Running throughout both the tragedies and the triumph is the sheer, damnable awkwardness of men being together, finding themselves, and making commitments (or not) and the cast and direction convey this with confidence and sensitivity.

Comedy as a genre is always about overcoming societal obstacles and the final assertion of social cohesion, celebrated, typically, in a dance or a marriage (here we get both). But the celebration seems a bit forced here, for the play never digs deep, and we are always simply told of a fighting through to victory. The closet opens and the repressed self jumps out, but this, as in Greek tragedy, seems to happen offstage.

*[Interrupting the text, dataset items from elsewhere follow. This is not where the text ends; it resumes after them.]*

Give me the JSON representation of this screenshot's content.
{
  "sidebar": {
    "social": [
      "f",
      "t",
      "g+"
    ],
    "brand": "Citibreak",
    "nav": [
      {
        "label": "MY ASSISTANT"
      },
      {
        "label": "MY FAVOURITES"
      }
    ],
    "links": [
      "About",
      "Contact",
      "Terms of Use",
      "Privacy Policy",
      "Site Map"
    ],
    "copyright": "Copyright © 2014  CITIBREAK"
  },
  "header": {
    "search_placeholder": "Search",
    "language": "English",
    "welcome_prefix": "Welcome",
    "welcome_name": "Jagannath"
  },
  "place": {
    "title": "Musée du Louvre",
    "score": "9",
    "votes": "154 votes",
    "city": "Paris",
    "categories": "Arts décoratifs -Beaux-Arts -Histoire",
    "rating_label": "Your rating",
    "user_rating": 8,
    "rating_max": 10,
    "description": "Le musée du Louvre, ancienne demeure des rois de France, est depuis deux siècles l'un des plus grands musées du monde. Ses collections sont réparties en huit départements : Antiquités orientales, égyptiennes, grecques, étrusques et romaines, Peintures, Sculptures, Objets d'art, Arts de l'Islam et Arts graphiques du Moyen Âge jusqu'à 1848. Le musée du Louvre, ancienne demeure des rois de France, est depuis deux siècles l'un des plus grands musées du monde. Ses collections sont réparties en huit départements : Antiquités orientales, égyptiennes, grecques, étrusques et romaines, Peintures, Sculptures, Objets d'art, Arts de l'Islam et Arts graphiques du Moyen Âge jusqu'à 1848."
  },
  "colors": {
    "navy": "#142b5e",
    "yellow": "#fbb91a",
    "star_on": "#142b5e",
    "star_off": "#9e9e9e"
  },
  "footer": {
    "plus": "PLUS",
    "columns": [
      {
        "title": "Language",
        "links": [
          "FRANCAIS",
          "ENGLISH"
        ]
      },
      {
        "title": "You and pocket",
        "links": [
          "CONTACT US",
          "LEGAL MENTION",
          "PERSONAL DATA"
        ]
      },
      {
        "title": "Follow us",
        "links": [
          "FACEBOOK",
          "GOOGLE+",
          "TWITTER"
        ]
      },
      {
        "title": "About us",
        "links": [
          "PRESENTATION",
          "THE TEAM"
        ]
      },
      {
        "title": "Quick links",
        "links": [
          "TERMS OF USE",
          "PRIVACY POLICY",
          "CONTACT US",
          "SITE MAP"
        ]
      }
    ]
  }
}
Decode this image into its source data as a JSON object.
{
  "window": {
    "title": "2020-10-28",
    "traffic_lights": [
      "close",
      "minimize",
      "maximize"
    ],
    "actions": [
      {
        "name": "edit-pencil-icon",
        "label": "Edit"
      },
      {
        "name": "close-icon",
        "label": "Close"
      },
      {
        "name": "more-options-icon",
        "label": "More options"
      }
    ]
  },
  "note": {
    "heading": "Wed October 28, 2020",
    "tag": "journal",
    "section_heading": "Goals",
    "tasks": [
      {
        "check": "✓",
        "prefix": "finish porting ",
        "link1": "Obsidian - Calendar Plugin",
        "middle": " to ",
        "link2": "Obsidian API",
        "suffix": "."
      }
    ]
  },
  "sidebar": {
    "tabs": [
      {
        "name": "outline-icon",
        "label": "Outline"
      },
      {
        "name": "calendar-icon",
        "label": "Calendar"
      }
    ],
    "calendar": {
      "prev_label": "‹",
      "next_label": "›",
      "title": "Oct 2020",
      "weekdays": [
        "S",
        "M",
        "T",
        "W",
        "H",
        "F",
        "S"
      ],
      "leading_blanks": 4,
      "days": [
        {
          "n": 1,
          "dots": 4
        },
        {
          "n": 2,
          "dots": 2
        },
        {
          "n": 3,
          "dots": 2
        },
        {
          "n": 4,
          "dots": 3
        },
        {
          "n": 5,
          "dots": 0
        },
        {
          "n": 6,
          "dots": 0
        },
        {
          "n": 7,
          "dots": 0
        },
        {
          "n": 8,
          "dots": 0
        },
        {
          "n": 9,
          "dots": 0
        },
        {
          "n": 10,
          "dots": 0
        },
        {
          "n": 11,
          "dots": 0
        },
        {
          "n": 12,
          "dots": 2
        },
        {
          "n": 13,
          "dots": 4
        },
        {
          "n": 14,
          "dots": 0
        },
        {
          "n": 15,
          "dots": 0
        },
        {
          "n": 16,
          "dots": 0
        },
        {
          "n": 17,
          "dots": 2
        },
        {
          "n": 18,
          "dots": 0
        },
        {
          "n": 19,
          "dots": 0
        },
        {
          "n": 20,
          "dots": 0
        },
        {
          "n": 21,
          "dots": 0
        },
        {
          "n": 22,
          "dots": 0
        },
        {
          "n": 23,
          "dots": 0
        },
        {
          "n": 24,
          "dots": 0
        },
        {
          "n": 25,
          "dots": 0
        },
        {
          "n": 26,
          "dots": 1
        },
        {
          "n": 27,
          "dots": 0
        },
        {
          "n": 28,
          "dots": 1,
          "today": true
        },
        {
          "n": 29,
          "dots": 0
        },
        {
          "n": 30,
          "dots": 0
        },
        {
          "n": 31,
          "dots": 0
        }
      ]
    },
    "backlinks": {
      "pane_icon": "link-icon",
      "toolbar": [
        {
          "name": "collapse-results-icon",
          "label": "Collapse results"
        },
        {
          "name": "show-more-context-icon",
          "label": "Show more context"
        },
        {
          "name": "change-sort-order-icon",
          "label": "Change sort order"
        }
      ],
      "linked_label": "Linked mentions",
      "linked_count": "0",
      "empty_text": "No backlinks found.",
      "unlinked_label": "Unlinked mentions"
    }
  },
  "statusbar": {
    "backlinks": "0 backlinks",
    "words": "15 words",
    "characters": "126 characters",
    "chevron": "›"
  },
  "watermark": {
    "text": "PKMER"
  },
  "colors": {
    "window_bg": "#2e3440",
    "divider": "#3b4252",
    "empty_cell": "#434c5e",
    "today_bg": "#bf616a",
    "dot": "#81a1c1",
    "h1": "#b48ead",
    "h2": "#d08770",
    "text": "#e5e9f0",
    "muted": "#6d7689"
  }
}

The overly long Stonewall scene, set in that dreariest of dreary places a piano bar full of "show queens" (ugh!), shows how McNally muffs it where he really ought to come out punching. Sure the gaggle of sentimental sallies (just superbly played by the group) are part of an awful and unpoliticized past, and the drag queen -- a self-indulgent, hyper-self-conscious Cassandra announcing the future -- wins the day.

But the Judy Garland Fan Club is never really wrestled to the floor, and this even-handed non-judgmentalness isn't really the point. The play gouges more deftly when it turns on the hyper-politically correct in a scene with two research students -- all theory and no heart -- who dismiss two old dears who, in their quiet unassuming way, really made the Revolution. The "gayby" brigade, flaunting their designer babies, at the ooh-so-posh Hamptons also gets its come-uppance.

New York as world navel cloys more than a bit (and thank goodness Director David Blue nixed any attempt at Nooh Yawk accents), and several of the historical references seem dated and even frowsily provincial. One wonders how many in the mainly youngish audience know who Mayor Lindsay was. But there are also throwaway references to E. M. Forster, Tennessee Williams, Puccini, and Milton. And, as in Shakespeare's calls upon the Classics, you either get these or you don't.

This is a thoroughly enjoyable evening that merits bouquets for all -- the team effort is palpable, as is the talent, and there's not one actor up there who isn't pulling his weight and giving his all. Great job, guys -- you sparkle and dazzle.